Hoje os laços de família, e não a ideologia, é que são o maior obstáculo à mudança. Está invertida a lei antinepotismo. Nenhum brasileiro com voz ou algum grau de acesso aos centros de decisão deixa de ter pelo menos “cônjuge, companheiro ou parente em linha reta, colateral ou por afinidade, até o terceiro grau, inclusive (…) investido em cargo de direção, chefia ou assessoramento, (…) no exercício de cargo em comissão ou de confiança, ou, ainda, de função gratificada na Administração Pública direta e indireta, em qualquer dos Poderes da União, dos Estados, do Distrito Federal e dos municípios”, ou de deter, ele mesmo, um privilegiozinho corporativo menor que não está disposto a perder. E a conta da Previdência é onde tudo isso deságua, no ponto mais alto das remunerações por “direitos adquiridos” mediante aquele toque mágico que transporta instantaneamente pobres mortais das incertezas deste vale de lágrimas para a segurança da “estabilidade vitalícia no emprego”.

No contexto do isolamento perfeito entre o País Real e o País Oficial que atingimos em função do monopólio até da prerrogativa de pedir votos ao povo reservado aos membros dessa privilegiatura, o desafio que se apresenta ao solitário agente que os governos importam do País Real para lidar com a economia dos desprivilegiados que eles nunca viveram não é apenas o de convencer o povo do ponto de vista do presidente e seu governo mas antes o de convencer o presidente e seu governo a firmar um ponto de vista diverso daquele que formaram como agentes da privilegiatura alienada que foram até ontem. Só então, e na medida do sucesso sempre relativo dessa primeira operação, poderão partir para a tentativa de convencer os caronas e os caronas dos caronas do estado aqui fora de que não haverá escapatória ao amargo fim se transferirem o tratamento do problema para onde ele não está.

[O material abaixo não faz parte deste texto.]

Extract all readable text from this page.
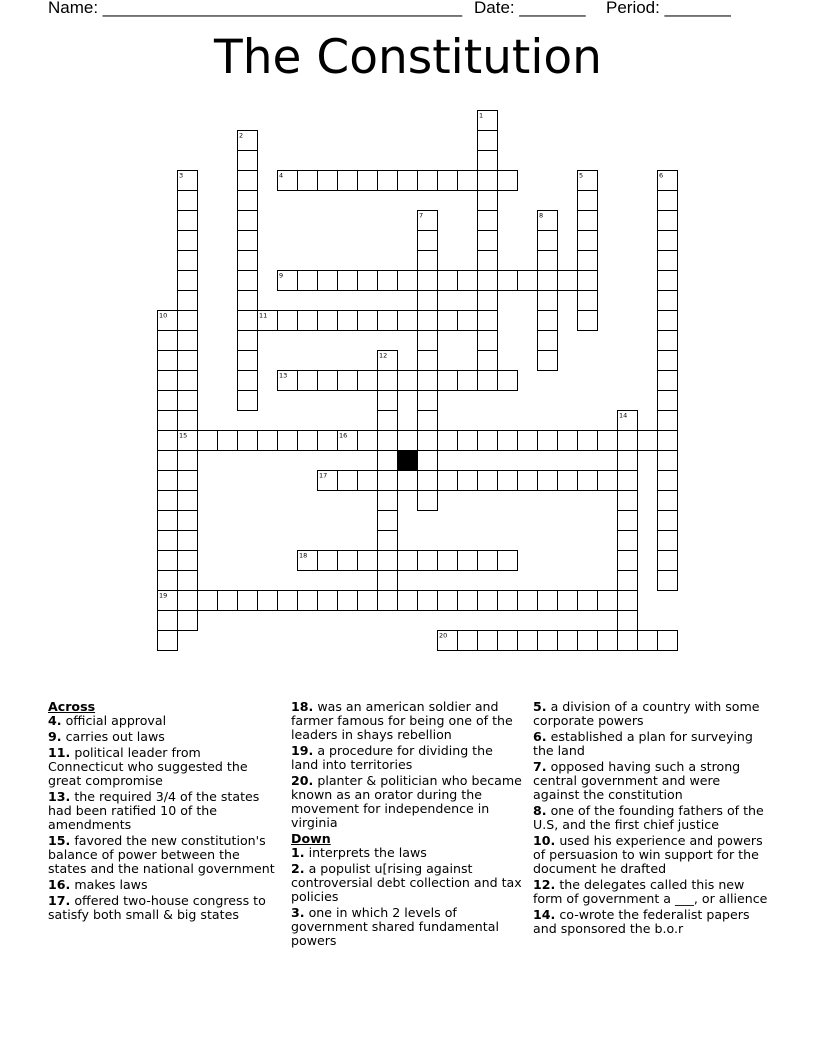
Name: ______________________________________ Date: _______ Period: _______
The Constitution
1
2
3	4	5	6
7	8
9
10	11
12
13
14
15	16
17
18
19
20
Across
4. official approval
9. carries out laws
11. political leader from Connecticut who suggested the great compromise
13. the required 3/4 of the states had been ratified 10 of the amendments
15. favored the new constitution's balance of power between the states and the national government
16. makes laws
17. offered two-house congress to satisfy both small & big states
18. was an american soldier and farmer famous for being one of the leaders in shays rebellion
19. a procedure for dividing the land into territories
20. planter & politician who became known as an orator during the movement for independence in virginia
Down
1. interprets the laws
2. a populist u[rising against controversial debt collection and tax policies
3. one in which 2 levels of government shared fundamental powers
5. a division of a country with some corporate powers
6. established a plan for surveying the land
7. opposed having such a strong central government and were against the constitution
8. one of the founding fathers of the U.S, and the first chief justice
10. used his experience and powers of persuasion to win support for the document he drafted
12. the delegates called this new form of government a ___, or allience
14. co-wrote the federalist papers and sponsored the b.o.r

A minoria com superprivilégios – a dos donos do estado e seus funcionários – é de meros 0,5% da população. E a minoria com hiperprivilégios é uma fração dentro dessa fração. Só a cumplicidade da maioria pode, portanto, explicar a resiliência dos privilégios de parcela tão ínfima do eleitorado num país que em algum momento ainda vota.

Dois fatores elucidam esse falso mistério. O primeiro é a falta de enraizamento do País Oficial no País Real que enseja esse nosso sistema eleitoral que não permite identificação entre representados e representantes uma vez eleitos. A bordo de um partido bem aquinhoado de dinheiro “público” de campanha eles não precisam mais dos eleitores nem para se reeleger. Podem dedicar-se exclusivamente ao único jogo de soma zero, que é o do poder, no qual o Brasil é meio e não fim. Daí o espantoso na afirmação do solerte Paulinho da Força de que para derrotar Bolsonaro convém manter os 210 milhões de brasileiros semi-afogados  mais alguns anos debaixo d’água ser apenas a sinceridade com que foi feita e não o significado do que foi dito como este jornal lembrou em editorial.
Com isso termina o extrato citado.